How to Create a Price Comparison Tool With Python BeautifulSoup

webautomationio

WebAutomationIO

Posted on April 21, 2022

How to Create a Price Comparison Tool With Python BeautifulSoup

*Introduction
*

In today’s world where most of us depend on buying products online, it takes a lot of manual effort to find out on which website the price tag is lowest. So what most of us do is go to one of the most popular websites like Amazon or eBay and buy those products. What if we could easily develop a price comparison tool that can compare the prices from different websites and can then show any user the optimal prices and associated information about that product from different websites in a single place. That is what we are going to do in today’s project.

**Our Goal

**
In this tutorial we will focus on the below to achieve our goal

Fetching price data from three different websites

Processing data including cleaning it for our purpose

  • Comparing prices
  • Storing Data
  • Visualizing Prices
  • Program to send Notifications about price change
  • Using webautomation.io for speeding up Scraping   *Web Scraping Setup * Web Scraping is a process of collecting relevant information from a particular webpage and then exporting that information in a proper format according to our needs. 

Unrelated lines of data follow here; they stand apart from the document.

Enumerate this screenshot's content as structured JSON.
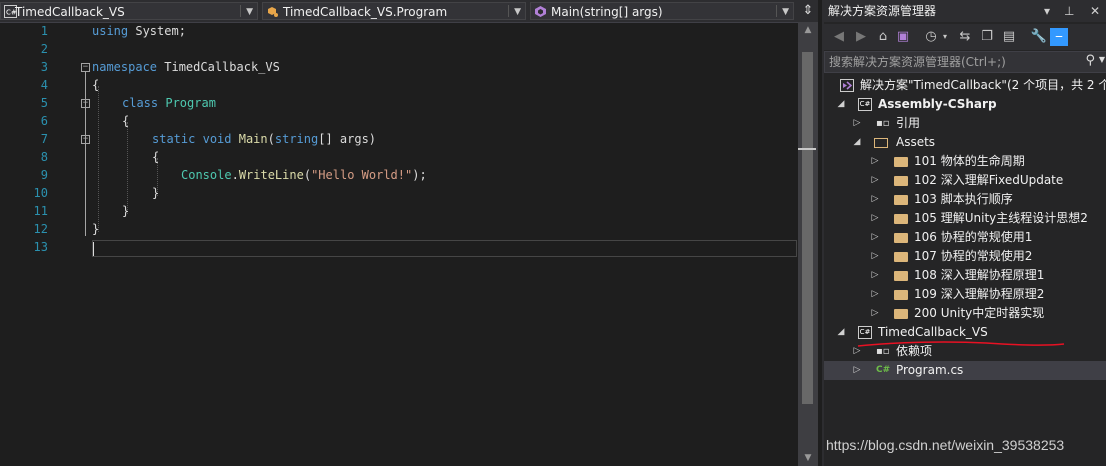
{
  "editor": {
    "nav": {
      "project": "TimedCallback_VS",
      "class": "TimedCallback_VS.Program",
      "member": "Main(string[] args)"
    },
    "line_numbers": [
      "1",
      "2",
      "3",
      "4",
      "5",
      "6",
      "7",
      "8",
      "9",
      "10",
      "11",
      "12",
      "13"
    ],
    "code": {
      "l1_kw": "using",
      "l1_rest": " System;",
      "l3_kw": "namespace",
      "l3_rest": " TimedCallback_VS",
      "l4": "{",
      "l5_kw": "class",
      "l5_ty": "Program",
      "l6": "{",
      "l7_kw1": "static",
      "l7_kw2": "void",
      "l7_fn": "Main",
      "l7_open": "(",
      "l7_kw3": "string",
      "l7_args": "[] args)",
      "l8": "{",
      "l9_ty": "Console",
      "l9_dot": ".",
      "l9_fn": "WriteLine",
      "l9_open": "(",
      "l9_str": "\"Hello World!\"",
      "l9_close": ");",
      "l10": "}",
      "l11": "}",
      "l12": "}"
    }
  },
  "explorer": {
    "title": "解决方案资源管理器",
    "pin": "▾ ⊥",
    "close": "✕",
    "search_placeholder": "搜索解决方案资源管理器(Ctrl+;)",
    "solution": "解决方案\"TimedCallback\"(2 个项目，共 2 个",
    "assembly": "Assembly-CSharp",
    "references": "引用",
    "assets": "Assets",
    "folders": [
      "101 物体的生命周期",
      "102 深入理解FixedUpdate",
      "103 脚本执行顺序",
      "105 理解Unity主线程设计思想2",
      "106 协程的常规使用1",
      "107 协程的常规使用2",
      "108 深入理解协程原理1",
      "109 深入理解协程原理2",
      "200 Unity中定时器实现"
    ],
    "project": "TimedCallback_VS",
    "dependencies": "依赖项",
    "program_file": "Program.cs",
    "cs_badge": "C#"
  },
  "watermark": "https://blog.csdn.net/weixin_39538253"
}
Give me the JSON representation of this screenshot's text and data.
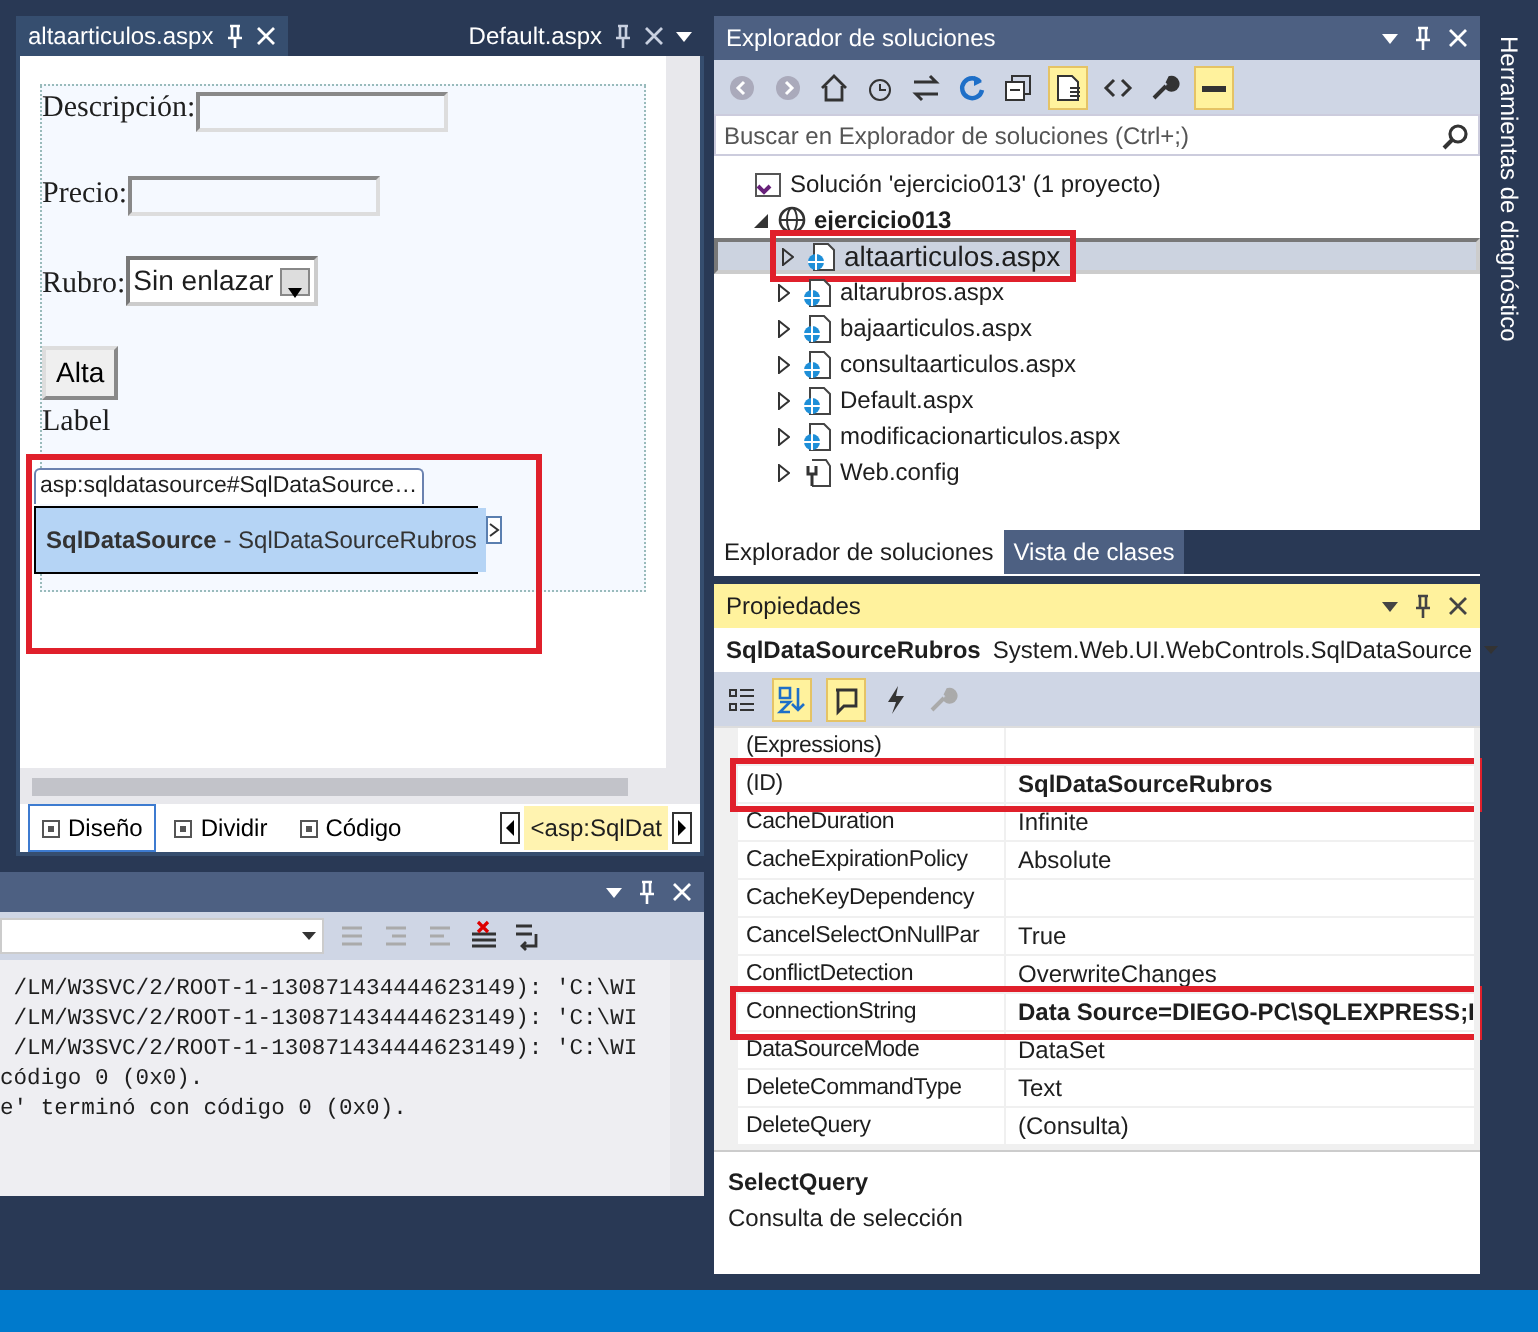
{
  "editor": {
    "tabs": [
      {
        "label": "altaarticulos.aspx",
        "selected": true
      },
      {
        "label": "Default.aspx",
        "selected": false
      }
    ],
    "form": {
      "fields": [
        {
          "kind": "text",
          "label": "Descripción:"
        },
        {
          "kind": "text",
          "label": "Precio:"
        },
        {
          "kind": "select",
          "label": "Rubro:",
          "value": "Sin enlazar"
        }
      ],
      "button": "Alta",
      "caption": "Label",
      "tag": "asp:sqldatasource#SqlDataSource…",
      "smart_tag": {
        "title": "SqlDataSource",
        "detail": " - SqlDataSourceRubros",
        "highlighted": true
      }
    },
    "view_tabs": [
      {
        "label": "Diseño",
        "selected": true
      },
      {
        "label": "Dividir",
        "selected": false
      },
      {
        "label": "Código",
        "selected": false
      }
    ],
    "breadcrumb": "<asp:SqlDat"
  },
  "output": {
    "lines": [
      " /LM/W3SVC/2/ROOT-1-130871434444623149): 'C:\\WI",
      " /LM/W3SVC/2/ROOT-1-130871434444623149): 'C:\\WI",
      " /LM/W3SVC/2/ROOT-1-130871434444623149): 'C:\\WI",
      "código 0 (0x0).",
      "e' terminó con código 0 (0x0)."
    ]
  },
  "solution_explorer": {
    "title": "Explorador de soluciones",
    "search": {
      "placeholder": "Buscar en Explorador de soluciones (Ctrl+;)"
    },
    "tree": [
      {
        "kind": "solution",
        "label": "Solución 'ejercicio013'  (1 proyecto)",
        "children": [
          {
            "kind": "project",
            "label": "ejercicio013",
            "expanded": true,
            "children": [
              {
                "kind": "page",
                "label": "altaarticulos.aspx",
                "expanded": false,
                "selected": true,
                "highlighted": true
              },
              {
                "kind": "page",
                "label": "altarubros.aspx",
                "expanded": false,
                "selected": false,
                "highlighted": false
              },
              {
                "kind": "page",
                "label": "bajaarticulos.aspx",
                "expanded": false,
                "selected": false,
                "highlighted": false
              },
              {
                "kind": "page",
                "label": "consultaarticulos.aspx",
                "expanded": false,
                "selected": false,
                "highlighted": false
              },
              {
                "kind": "page",
                "label": "Default.aspx",
                "expanded": false,
                "selected": false,
                "highlighted": false
              },
              {
                "kind": "page",
                "label": "modificacionarticulos.aspx",
                "expanded": false,
                "selected": false,
                "highlighted": false
              },
              {
                "kind": "config",
                "label": "Web.config",
                "expanded": false,
                "selected": false,
                "highlighted": false
              }
            ]
          }
        ]
      }
    ],
    "tabs": [
      {
        "label": "Explorador de soluciones",
        "selected": true
      },
      {
        "label": "Vista de clases",
        "selected": false
      }
    ]
  },
  "properties": {
    "title": "Propiedades",
    "object": "SqlDataSourceRubros",
    "type": "System.Web.UI.WebControls.SqlDataSource",
    "rows": [
      {
        "name": "(Expressions)",
        "value": "",
        "modified": false,
        "highlighted": false
      },
      {
        "name": "(ID)",
        "value": "SqlDataSourceRubros",
        "modified": true,
        "highlighted": true
      },
      {
        "name": "CacheDuration",
        "value": "Infinite",
        "modified": false,
        "highlighted": false
      },
      {
        "name": "CacheExpirationPolicy",
        "value": "Absolute",
        "modified": false,
        "highlighted": false
      },
      {
        "name": "CacheKeyDependency",
        "value": "",
        "modified": false,
        "highlighted": false
      },
      {
        "name": "CancelSelectOnNullPar",
        "value": "True",
        "modified": false,
        "highlighted": false
      },
      {
        "name": "ConflictDetection",
        "value": "OverwriteChanges",
        "modified": false,
        "highlighted": false
      },
      {
        "name": "ConnectionString",
        "value": "Data Source=DIEGO-PC\\SQLEXPRESS;I",
        "modified": true,
        "highlighted": true
      },
      {
        "name": "DataSourceMode",
        "value": "DataSet",
        "modified": false,
        "highlighted": false
      },
      {
        "name": "DeleteCommandType",
        "value": "Text",
        "modified": false,
        "highlighted": false
      },
      {
        "name": "DeleteQuery",
        "value": "(Consulta)",
        "modified": false,
        "highlighted": false
      }
    ],
    "description": {
      "title": "SelectQuery",
      "text": "Consulta de selección"
    }
  },
  "side_tab": "Herramientas de diagnóstico"
}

Python package for web scraping: Beautiful Soup is a python library that helps in extracting data out of markup languages like HTML and XML. 

Other python packages involved: requests

Note: We recommend using google colab / jupyter notebook as editor for this project, although it is not mandatory.

Step 1: Install prerequisites :

Install Python (https://www.python.org/downloads/)

Install requests (
pip install requests
)

Step 2: Import packages :

import requests
from bs4 import BeautifulSoup #For web scraping

 
Step 3: Go to the product page of different websites and get the URL  :

amazon_product_url = "https://www.amazon.co.uk/dp/B08XMPGL7Q/?tag=pr-electronics-21&creative=22374&creativeASIN=B08XMPGL7Q&linkCode=df0"

 
onbuy_product_url='''https://www.onbuy.com/gb/canon-eos-m50-mark-ii-15-45mm-black~c3251~p37900543/?clickref=dd882a92-202e-4a29-81ae-bfc1f53e8d81&exta=prirun&stat=eyJpcCI6IjU2OS4wMCIsImRwIjowLCJsaWQiOiI1MDc4MTk4NyIsInMiOiIxIiwidCI6MTYyMjI0NDE4NCwiYm1jIjowfQ=='''

 
wexphotovideo_url="https://www.wexphotovideo.com/canon-eos-m50-mark-ii-digital-camera-with-ef-m-15-45mm-lens-white-1769301/?sv_campaign_id=105835&sv_tax1=affiliate&sv_tax3=pricerunner&sv_tax4=0&sv_affiliate_id=105835&awc=2298_1622292133_5914005b2537f56688e2430bce7eb2e6&utm_source=aw"''

 
Step 4: Populate headers :

headers = {"user-agent":"Mozilla/5.0 (Macintosh; Intel Mac OS X 10_15_7) AppleWebKit/537.36 (KHTML, like Gecko) Chrome/90.0.4430.93 Safari/537.36"}
 
To get  user-agent , google my user agent, 

 
Fetching Data & Cleaning it 
 
For Amazon

 
page = requests.get(url=amazon_product_url, headers=headers)
soup = BeautifulSoup(page.content,'lxml')
print(soup.prettify())

 
Now go to the Amazon page, right-click on the product title, and inspect,

You will get the following screen after clicking on inspect

 
As you can see in the HTML source code, element with id productTitle contains the title of the product, 

title = soup.find(id = 'productTitle')
 

This will get us the product title but the data should be cleaned to process further, As we can see the data has HTML tags. 

To remove tags, 

text = title.get_text() # Will get text from html tags
product_title = text.strip() # Removing special characters like \n (newline)
print(product_title )

 

We got the product title, which is stored in variable product_title

Similarly when we click on price tag and do inspect we get the following html source code,

Here, id priceblock_ourprice  contains the price tag. So to fetch the price we need following code,

price = soup.find(id = 'priceblock_ourprice')
price = price.get_text() # Will get text from html tags
amazon_product_price = price.strip() # Removing special characters like \n (newline)
print(amazon_product_price )

Now we have the product price from amazon in variable amazon_product_price 

In the same manner we will get the price tags from other two ecommerce websites as well.

For Onbuy

 
page = requests.get(url=onbuy_product_url, headers=headers)
soup = BeautifulSoup(page.content,'lxml')
print(soup.prettify())

Visit to onbuy page, right click on the product price and inspect ,

We get the following html elements from inspect, 

 
As you can see this layout is a little bit different. Here we will have to fetch the price tag from a class element as opposed to span in Amazon’s case.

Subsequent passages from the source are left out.